A Final Farewell Full of Humor and Love
This morning, I woke up to the news of her passing. Kathleen had written a poem to announce her crossover, ending with an “open-hearted” question: “who farted?”
I found myself laughing and crying at the same time. Here was a person who had suffered greatly, yet she chose to leave the world with a joke. What a brilliant, brave soul. She will be missed by many, even by people like me who didn’t really know her personally.
Hello friends,
It's been a blast!
It's been the best
It's been the worst
In the future, present
For me now in the past.
I loved you all
...mostly all
But my love is undying
And to, my forgiveness
Even to those who had hurt me.
I know I fought some fights with vigor and passion
Those ones meant a lot to me because they involved you and yours
The ones that thought of me and cared to talk,
Not only on my brightest days
But on the ones, that were not
I'll miss you lots, and lots
And I know you will miss me too
So think of me often, but only happy thoughts.
It's time for me to go now.
Many questions have been answered, and many still not.

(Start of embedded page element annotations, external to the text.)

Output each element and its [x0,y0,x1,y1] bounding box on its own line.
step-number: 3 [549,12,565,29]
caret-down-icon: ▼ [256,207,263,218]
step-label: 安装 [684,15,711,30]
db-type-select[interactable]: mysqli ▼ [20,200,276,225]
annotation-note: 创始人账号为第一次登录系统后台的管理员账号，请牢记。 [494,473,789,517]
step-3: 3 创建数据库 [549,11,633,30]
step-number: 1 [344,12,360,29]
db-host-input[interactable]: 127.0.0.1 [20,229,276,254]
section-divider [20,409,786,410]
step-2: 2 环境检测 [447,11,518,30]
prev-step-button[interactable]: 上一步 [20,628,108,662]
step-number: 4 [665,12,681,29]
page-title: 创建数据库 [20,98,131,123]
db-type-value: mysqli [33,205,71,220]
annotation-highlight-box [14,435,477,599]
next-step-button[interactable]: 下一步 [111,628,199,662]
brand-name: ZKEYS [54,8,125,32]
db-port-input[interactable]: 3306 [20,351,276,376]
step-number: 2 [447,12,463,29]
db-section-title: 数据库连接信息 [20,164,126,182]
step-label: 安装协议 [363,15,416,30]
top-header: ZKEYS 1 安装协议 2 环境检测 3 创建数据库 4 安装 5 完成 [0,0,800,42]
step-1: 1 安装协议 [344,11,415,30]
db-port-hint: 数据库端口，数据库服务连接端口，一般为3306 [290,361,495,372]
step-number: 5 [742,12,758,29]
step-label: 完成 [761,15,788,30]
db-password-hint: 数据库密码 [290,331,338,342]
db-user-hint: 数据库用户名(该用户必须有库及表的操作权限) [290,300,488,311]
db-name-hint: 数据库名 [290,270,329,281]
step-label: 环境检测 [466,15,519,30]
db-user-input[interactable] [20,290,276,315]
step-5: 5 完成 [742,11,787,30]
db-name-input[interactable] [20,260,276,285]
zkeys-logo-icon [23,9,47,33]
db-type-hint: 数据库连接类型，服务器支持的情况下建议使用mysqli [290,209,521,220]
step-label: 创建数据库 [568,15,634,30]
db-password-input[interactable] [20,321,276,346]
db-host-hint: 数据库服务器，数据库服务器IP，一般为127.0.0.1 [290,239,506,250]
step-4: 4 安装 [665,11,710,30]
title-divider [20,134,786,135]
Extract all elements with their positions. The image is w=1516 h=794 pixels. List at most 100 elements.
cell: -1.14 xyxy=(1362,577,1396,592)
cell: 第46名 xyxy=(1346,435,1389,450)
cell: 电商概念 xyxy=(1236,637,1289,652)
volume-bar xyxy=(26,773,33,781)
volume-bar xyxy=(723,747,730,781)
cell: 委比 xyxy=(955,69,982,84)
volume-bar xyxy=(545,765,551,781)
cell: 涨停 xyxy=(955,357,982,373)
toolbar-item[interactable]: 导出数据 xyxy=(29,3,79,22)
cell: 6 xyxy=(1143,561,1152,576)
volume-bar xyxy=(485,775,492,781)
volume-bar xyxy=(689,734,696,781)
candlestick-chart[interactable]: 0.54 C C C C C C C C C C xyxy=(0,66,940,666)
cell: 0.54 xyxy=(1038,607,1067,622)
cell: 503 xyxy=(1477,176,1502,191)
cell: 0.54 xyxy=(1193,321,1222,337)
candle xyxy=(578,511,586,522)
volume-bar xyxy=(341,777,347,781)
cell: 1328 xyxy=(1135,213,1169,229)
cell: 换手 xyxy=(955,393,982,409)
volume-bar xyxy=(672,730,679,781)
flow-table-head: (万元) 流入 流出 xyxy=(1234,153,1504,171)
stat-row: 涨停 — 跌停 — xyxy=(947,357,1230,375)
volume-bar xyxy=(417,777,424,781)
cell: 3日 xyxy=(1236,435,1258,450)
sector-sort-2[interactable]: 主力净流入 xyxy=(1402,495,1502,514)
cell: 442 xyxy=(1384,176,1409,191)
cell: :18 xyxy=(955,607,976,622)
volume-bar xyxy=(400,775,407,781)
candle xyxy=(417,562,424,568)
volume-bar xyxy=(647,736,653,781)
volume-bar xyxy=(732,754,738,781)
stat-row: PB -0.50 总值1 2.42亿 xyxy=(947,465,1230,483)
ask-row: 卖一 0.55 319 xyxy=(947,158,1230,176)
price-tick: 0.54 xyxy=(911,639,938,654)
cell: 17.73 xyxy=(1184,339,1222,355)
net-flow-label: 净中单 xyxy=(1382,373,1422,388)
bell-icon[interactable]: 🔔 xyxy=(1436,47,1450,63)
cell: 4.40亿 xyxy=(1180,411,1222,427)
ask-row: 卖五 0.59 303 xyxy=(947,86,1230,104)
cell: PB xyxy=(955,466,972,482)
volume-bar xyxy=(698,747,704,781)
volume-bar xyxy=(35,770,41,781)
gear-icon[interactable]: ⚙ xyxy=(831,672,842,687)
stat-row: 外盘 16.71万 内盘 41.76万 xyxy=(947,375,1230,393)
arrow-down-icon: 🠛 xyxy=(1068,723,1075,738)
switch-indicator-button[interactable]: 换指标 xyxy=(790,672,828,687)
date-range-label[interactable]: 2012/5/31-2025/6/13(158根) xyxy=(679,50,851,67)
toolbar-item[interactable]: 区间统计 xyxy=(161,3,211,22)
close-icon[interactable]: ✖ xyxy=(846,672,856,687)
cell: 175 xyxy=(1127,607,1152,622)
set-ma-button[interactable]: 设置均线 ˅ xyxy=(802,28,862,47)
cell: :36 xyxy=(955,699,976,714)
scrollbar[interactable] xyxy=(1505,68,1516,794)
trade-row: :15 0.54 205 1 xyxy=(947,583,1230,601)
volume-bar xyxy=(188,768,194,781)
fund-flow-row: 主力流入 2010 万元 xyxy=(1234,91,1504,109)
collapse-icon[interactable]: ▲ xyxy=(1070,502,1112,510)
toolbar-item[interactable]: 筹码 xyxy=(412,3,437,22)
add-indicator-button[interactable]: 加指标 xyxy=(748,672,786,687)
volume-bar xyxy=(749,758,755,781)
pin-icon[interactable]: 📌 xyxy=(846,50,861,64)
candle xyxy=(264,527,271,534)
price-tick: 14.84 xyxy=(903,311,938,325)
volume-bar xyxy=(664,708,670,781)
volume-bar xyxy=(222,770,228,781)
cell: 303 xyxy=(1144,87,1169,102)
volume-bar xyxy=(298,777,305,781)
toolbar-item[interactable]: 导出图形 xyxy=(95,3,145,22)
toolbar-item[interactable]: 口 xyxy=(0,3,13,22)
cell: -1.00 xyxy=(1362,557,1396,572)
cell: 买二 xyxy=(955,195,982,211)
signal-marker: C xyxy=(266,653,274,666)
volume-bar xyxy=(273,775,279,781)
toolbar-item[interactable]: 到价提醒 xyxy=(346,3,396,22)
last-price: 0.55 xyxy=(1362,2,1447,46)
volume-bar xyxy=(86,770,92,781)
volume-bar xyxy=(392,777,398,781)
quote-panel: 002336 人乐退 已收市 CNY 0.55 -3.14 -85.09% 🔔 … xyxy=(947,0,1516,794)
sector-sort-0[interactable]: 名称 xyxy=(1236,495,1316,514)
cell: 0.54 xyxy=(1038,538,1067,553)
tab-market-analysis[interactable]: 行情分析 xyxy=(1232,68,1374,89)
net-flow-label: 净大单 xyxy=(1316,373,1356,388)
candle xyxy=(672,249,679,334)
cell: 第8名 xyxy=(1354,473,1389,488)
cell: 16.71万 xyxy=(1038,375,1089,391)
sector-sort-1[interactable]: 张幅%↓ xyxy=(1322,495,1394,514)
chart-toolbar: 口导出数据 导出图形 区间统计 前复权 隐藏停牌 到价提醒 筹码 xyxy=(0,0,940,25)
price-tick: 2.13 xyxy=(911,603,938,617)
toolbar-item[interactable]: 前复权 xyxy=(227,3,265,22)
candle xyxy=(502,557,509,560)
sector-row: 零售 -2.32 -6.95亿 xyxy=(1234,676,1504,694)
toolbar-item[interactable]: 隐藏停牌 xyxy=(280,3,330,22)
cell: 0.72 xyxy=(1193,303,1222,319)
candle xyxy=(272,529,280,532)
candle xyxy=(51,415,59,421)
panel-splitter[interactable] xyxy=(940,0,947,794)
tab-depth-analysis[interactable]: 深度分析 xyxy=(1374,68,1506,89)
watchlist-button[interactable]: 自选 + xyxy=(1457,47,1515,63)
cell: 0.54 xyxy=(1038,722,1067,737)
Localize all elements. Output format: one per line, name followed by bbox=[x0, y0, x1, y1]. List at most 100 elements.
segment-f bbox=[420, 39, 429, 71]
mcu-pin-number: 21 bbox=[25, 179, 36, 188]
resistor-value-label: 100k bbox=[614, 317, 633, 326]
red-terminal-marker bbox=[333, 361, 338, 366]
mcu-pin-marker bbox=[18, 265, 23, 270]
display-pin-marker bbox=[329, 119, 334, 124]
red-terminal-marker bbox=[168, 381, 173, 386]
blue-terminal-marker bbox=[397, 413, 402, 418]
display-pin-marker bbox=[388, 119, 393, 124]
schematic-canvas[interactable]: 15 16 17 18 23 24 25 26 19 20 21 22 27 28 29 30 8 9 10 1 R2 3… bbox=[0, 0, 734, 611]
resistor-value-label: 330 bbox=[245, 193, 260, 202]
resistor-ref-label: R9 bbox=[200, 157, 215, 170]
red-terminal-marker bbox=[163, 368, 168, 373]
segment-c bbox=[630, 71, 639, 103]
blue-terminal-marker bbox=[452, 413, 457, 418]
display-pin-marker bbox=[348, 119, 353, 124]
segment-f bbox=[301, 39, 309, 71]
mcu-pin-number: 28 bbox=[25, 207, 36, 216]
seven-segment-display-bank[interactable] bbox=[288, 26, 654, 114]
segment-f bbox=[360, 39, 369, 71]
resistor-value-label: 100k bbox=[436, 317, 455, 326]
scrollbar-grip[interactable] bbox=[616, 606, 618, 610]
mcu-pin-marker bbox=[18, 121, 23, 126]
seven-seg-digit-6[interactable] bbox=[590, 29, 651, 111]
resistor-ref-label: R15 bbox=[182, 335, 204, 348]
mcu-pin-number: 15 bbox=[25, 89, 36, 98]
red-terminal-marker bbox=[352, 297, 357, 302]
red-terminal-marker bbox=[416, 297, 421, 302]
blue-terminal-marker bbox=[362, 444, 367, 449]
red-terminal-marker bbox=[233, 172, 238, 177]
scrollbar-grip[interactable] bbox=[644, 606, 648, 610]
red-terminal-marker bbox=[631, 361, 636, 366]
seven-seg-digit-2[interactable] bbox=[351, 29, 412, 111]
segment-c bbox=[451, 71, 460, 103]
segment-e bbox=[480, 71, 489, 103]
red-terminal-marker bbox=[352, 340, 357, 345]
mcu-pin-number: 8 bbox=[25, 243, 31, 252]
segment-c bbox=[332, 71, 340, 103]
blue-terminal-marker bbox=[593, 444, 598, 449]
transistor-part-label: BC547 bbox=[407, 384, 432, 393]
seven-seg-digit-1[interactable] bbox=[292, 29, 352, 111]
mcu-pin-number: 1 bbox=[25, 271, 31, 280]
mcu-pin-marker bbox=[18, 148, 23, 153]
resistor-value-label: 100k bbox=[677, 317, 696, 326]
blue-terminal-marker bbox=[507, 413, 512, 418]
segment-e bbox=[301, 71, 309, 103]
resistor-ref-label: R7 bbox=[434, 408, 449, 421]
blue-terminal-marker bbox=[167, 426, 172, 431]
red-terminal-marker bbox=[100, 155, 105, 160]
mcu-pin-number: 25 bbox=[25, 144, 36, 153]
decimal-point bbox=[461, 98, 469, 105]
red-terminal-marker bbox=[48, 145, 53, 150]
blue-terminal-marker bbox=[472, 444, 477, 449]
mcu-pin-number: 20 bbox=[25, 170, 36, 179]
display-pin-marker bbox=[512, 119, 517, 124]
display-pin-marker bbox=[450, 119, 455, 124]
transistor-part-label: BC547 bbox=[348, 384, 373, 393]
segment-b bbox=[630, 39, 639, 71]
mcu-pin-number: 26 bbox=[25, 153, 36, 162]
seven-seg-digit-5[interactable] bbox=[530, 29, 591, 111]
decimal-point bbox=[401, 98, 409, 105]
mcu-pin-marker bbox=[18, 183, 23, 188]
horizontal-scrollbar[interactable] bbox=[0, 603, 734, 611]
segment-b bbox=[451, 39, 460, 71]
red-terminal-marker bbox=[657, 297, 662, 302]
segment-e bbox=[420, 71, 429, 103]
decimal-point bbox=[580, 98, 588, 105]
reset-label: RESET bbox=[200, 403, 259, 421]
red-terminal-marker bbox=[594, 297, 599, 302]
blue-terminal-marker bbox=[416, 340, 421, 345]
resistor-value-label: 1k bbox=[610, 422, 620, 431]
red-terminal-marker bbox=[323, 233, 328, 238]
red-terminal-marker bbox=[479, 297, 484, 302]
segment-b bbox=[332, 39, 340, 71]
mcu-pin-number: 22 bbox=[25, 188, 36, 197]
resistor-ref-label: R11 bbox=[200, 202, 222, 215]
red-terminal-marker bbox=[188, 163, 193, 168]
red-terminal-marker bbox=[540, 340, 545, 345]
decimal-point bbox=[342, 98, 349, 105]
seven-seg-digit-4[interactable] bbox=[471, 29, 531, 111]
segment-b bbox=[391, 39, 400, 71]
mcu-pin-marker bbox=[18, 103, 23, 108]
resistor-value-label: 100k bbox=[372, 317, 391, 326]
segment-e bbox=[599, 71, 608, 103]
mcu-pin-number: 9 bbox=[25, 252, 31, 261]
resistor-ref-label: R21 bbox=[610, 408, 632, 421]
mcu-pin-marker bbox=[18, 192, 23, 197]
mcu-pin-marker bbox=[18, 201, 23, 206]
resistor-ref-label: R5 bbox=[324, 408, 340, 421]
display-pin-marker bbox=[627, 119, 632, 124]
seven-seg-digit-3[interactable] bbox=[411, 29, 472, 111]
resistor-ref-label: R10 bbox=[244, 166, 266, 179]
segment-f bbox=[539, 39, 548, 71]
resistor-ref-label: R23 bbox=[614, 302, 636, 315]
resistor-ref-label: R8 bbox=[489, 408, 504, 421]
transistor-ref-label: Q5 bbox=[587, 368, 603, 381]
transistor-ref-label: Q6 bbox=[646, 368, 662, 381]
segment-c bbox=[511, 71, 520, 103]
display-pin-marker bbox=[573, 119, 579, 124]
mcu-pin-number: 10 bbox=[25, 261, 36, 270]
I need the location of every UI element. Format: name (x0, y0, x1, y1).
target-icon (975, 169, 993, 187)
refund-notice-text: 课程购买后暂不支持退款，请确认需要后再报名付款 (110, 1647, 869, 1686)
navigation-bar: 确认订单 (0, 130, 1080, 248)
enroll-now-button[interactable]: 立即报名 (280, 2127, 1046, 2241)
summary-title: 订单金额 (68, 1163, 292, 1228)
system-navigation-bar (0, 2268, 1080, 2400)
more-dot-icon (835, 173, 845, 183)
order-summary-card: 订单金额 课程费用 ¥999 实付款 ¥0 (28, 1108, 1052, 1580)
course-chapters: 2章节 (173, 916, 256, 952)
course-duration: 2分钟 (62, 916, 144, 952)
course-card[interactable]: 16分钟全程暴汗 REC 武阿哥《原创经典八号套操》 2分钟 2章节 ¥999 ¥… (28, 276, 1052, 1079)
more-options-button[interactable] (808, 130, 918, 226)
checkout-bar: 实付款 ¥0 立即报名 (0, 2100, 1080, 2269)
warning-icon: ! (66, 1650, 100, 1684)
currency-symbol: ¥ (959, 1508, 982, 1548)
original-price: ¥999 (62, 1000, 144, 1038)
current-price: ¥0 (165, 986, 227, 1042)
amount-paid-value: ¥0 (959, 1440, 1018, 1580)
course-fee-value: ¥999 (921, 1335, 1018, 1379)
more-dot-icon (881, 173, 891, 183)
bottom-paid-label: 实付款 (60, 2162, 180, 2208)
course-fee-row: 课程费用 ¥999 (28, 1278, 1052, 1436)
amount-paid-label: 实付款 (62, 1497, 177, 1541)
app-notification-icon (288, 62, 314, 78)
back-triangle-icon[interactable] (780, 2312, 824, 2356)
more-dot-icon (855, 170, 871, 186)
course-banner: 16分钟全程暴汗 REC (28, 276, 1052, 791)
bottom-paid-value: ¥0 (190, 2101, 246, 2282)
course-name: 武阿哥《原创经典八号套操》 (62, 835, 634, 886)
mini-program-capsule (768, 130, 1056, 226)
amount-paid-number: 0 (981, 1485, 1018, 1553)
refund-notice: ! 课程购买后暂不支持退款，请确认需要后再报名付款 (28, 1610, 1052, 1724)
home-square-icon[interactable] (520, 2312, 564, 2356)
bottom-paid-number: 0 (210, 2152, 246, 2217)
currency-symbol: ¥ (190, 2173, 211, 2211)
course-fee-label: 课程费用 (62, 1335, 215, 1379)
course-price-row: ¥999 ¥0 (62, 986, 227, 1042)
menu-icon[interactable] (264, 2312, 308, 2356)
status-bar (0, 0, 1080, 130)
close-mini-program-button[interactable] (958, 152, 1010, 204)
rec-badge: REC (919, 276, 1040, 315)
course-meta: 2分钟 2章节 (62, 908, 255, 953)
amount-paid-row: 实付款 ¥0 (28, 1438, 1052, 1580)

I leave you tonight with one more,
Question open-hearted,
"Who farted?"
Kathleen Eleanor McGee
April 5th 1981 - November 3rd 2024
A Reflection on Death, Laughter, and Legacy
As a society, we’ve made death into something purely tragic. And while it is undeniably sad to say goodbye, what if death isn’t the end? What if it’s the beginning of something greater? What if, wherever we go next, there’s even more laughter, more love, more light, and yes, more fart jokes?
We won’t know until it’s our turn. In the meantime, with the time we have, let’s learn from people like Kathleen McGee: laugh a little louder, love a little harder, and appreciate the jokes that remind us not to take life too seriously.
Rest in power, Kathleen McGee. Thanks for the laughs.